You can extract tokens one by one by using next()
function or you can toke use tokens()
function to extract all tokens as array.
Installation
npm install @msnraju/lexer
API
Lexer class
This is the class to extract tokens.
-
constructor(rules: Array, input: string)
Lexer takes rules, input as arguments. details are in Usage section.
-
next() : IToken
returns the next token. If lexer reached end of the stream, it will return Token with type 'EOF'
-
tokens(): IToken[]
This static method returns all available tokens as array.
Lex Rule interface
Rule is a simple regular expression with a name.
-
name
Name of the rule, this will be assigned to token type
-
expression
Regular Expression to extract the token value
RuleName enumeration
This can be used as Rule Name for the following purposes.
-
RuleName.SKIP
Ignores the token
-
RuleName.ERROR Throws runtime error.
Usage
The following sample code to extract tokens using lex rules.
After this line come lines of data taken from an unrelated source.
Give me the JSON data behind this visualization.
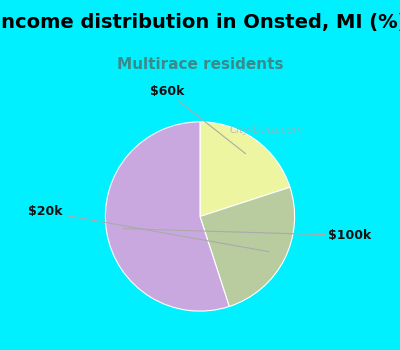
{
  "title": "Income distribution in Onsted, MI (%)",
  "subtitle": "Multirace residents",
  "title_color": "#000000",
  "subtitle_color": "#3a8a8a",
  "slices": [
    {
      "label": "$60k",
      "value": 20,
      "color": "#eef5a0"
    },
    {
      "label": "$20k",
      "value": 25,
      "color": "#b8cca0"
    },
    {
      "label": "$100k",
      "value": 55,
      "color": "#c9a8e0"
    }
  ],
  "background_cyan": "#00f0ff",
  "background_chart": "#dff5ee",
  "label_fontsize": 9,
  "title_fontsize": 14,
  "subtitle_fontsize": 11,
  "startangle": 90
}
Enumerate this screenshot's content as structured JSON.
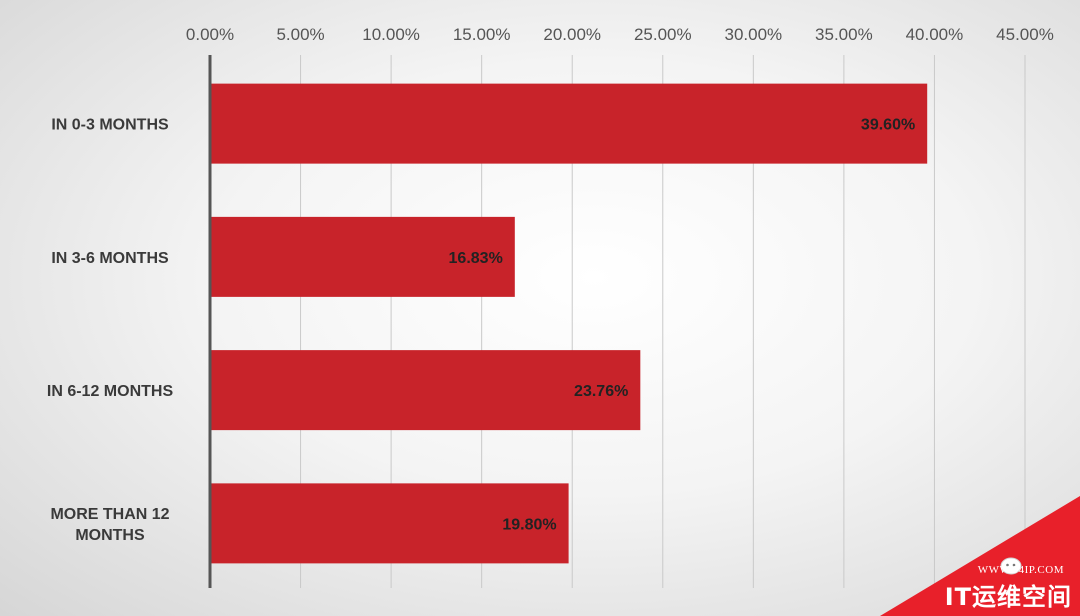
{
  "chart_data": {
    "type": "bar",
    "orientation": "horizontal",
    "categories": [
      "IN 0-3 MONTHS",
      "IN 3-6 MONTHS",
      "IN 6-12 MONTHS",
      [
        "MORE THAN 12",
        "MONTHS"
      ]
    ],
    "values": [
      39.6,
      16.83,
      23.76,
      19.8
    ],
    "data_labels": [
      "39.60%",
      "16.83%",
      "23.76%",
      "19.80%"
    ],
    "x_ticks": [
      "0.00%",
      "5.00%",
      "10.00%",
      "15.00%",
      "20.00%",
      "25.00%",
      "30.00%",
      "35.00%",
      "40.00%",
      "45.00%"
    ],
    "xlim": [
      0,
      45
    ],
    "x_axis_position": "top",
    "grid": true,
    "bar_color": "#c8232a",
    "title": "",
    "xlabel": "",
    "ylabel": ""
  },
  "watermark": {
    "url": "WWW.94IP.COM",
    "name": "IT运维空间",
    "color": "#e8202a"
  }
}
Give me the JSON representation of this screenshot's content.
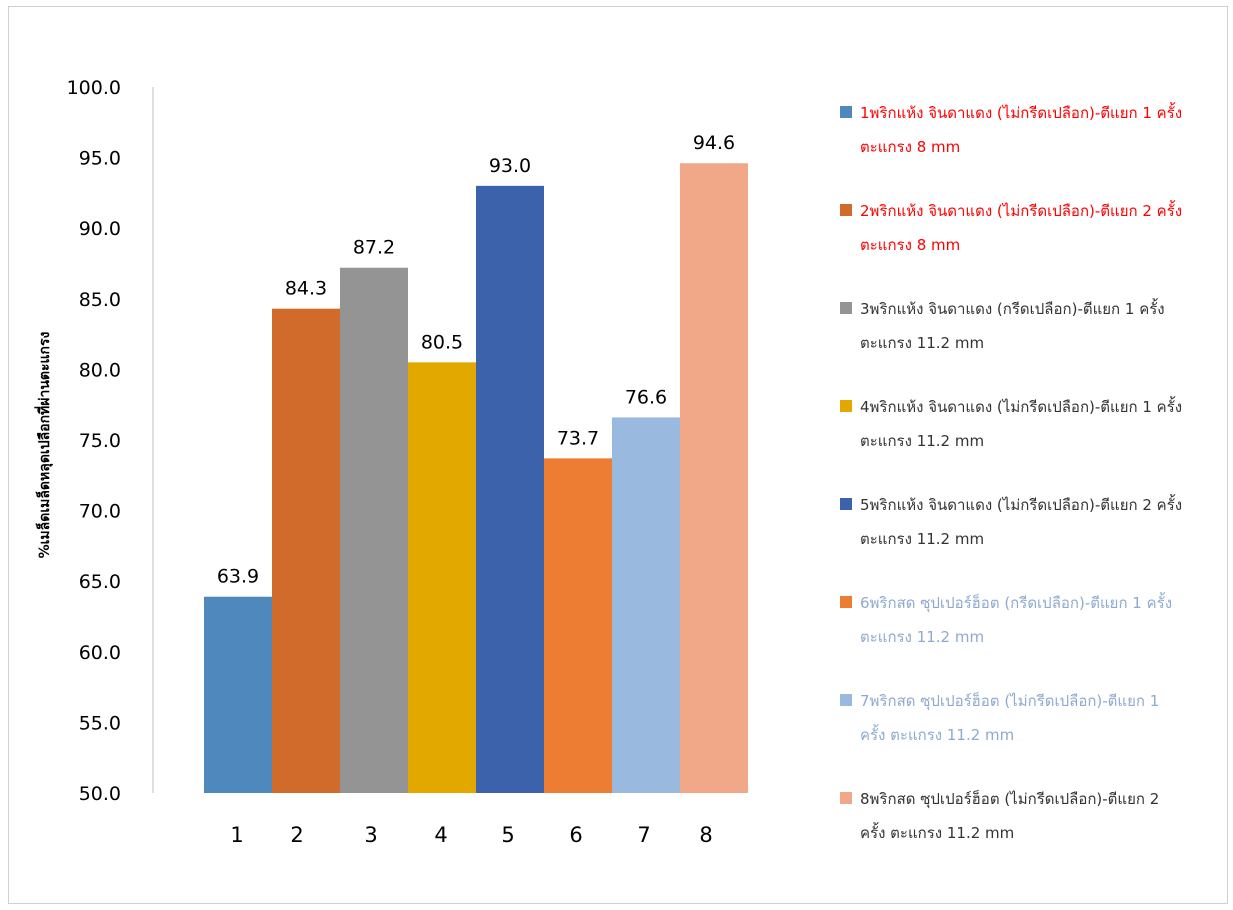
{
  "chart_data": {
    "type": "bar",
    "ylabel": "%เมล็ดเมล็ดหลุดเปลือกที่ผ่านตะแกรง",
    "ylim": [
      50,
      100
    ],
    "ytick_step": 5,
    "ytick_labels": [
      "50.0",
      "55.0",
      "60.0",
      "65.0",
      "70.0",
      "75.0",
      "80.0",
      "85.0",
      "90.0",
      "95.0",
      "100.0"
    ],
    "categories": [
      "1",
      "2",
      "3",
      "4",
      "5",
      "6",
      "7",
      "8"
    ],
    "values": [
      63.9,
      84.3,
      87.2,
      80.5,
      93.0,
      73.7,
      76.6,
      94.6
    ],
    "value_labels": [
      "63.9",
      "84.3",
      "87.2",
      "80.5",
      "93.0",
      "73.7",
      "76.6",
      "94.6"
    ],
    "colors": [
      "#4f88bd",
      "#d16b2b",
      "#949494",
      "#e2a800",
      "#3b62aa",
      "#ec7d33",
      "#99b9de",
      "#f0a889"
    ],
    "legend_position": "right",
    "legend": [
      {
        "text": "1พริกแห้ง จินดาแดง (ไม่กรีดเปลือก)-ตีแยก 1 ครั้ง\nตะแกรง 8 mm",
        "text_color": "#ff0000"
      },
      {
        "text": "2พริกแห้ง จินดาแดง (ไม่กรีดเปลือก)-ตีแยก 2 ครั้ง\nตะแกรง 8 mm",
        "text_color": "#ff0000"
      },
      {
        "text": "3พริกแห้ง จินดาแดง (กรีดเปลือก)-ตีแยก 1 ครั้ง\nตะแกรง 11.2 mm",
        "text_color": "#333333"
      },
      {
        "text": "4พริกแห้ง จินดาแดง (ไม่กรีดเปลือก)-ตีแยก 1 ครั้ง\nตะแกรง 11.2 mm",
        "text_color": "#333333"
      },
      {
        "text": "5พริกแห้ง จินดาแดง (ไม่กรีดเปลือก)-ตีแยก 2 ครั้ง\nตะแกรง 11.2 mm",
        "text_color": "#333333"
      },
      {
        "text": "6พริกสด ซุปเปอร์ฮ็อต (กรีดเปลือก)-ตีแยก 1 ครั้ง\nตะแกรง 11.2 mm",
        "text_color": "#8eaad0"
      },
      {
        "text": "7พริกสด ซุปเปอร์ฮ็อต (ไม่กรีดเปลือก)-ตีแยก 1\nครั้ง ตะแกรง 11.2 mm",
        "text_color": "#8eaad0"
      },
      {
        "text": "8พริกสด ซุปเปอร์ฮ็อต (ไม่กรีดเปลือก)-ตีแยก 2\nครั้ง ตะแกรง 11.2 mm",
        "text_color": "#333333"
      }
    ]
  }
}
import { Lexer, ILexRule, RuleName } from '@msnraju/lexer';
const rules: Array<ILexRule> = [
{ name: 'VALUE', expression: /[a-zA-Z_]*/ },
{ name: 'EQUALS', expression: /=/ },
{ name: 'PLUS', expression: /\+/ },
{ name: 'NUMBER', expression: /[0-9]+/ },
{ name: 'SEMICOLON', expression: /;/ },
{ name: RuleName.SKIP, expression: /[ \t\n]/ },
{ name: RuleName.ERROR, expression: /./ },
];
const tokens = Lexer.tokens(
rules,
`
first = 1;
second = 2;
sum = first + second;
`
);
const tokens = Lexer.tokens(rules, code);
console.log(JSON.stringify(tokens, null));
Output
[
{
"value": "first",
"type": "VALUE"
},
{
"value": "=",
"type": "EQUALS"
},
{
"value": "1",
"type": "NUMBER"
},
{
"value": ";",
"type": "SEMICOLON"
},
...
{
"value": "sum",
"type": "VALUE"
},
{
"value": "=",
"type": "EQUALS"
},
{
"value": "first",
"type": "VALUE"
},
{
"value": "+",
"type": "PLUS"
},
{
"value": "second",
"type": "VALUE"
},
{
"value": ";",
"type": "SEMICOLON"
}
]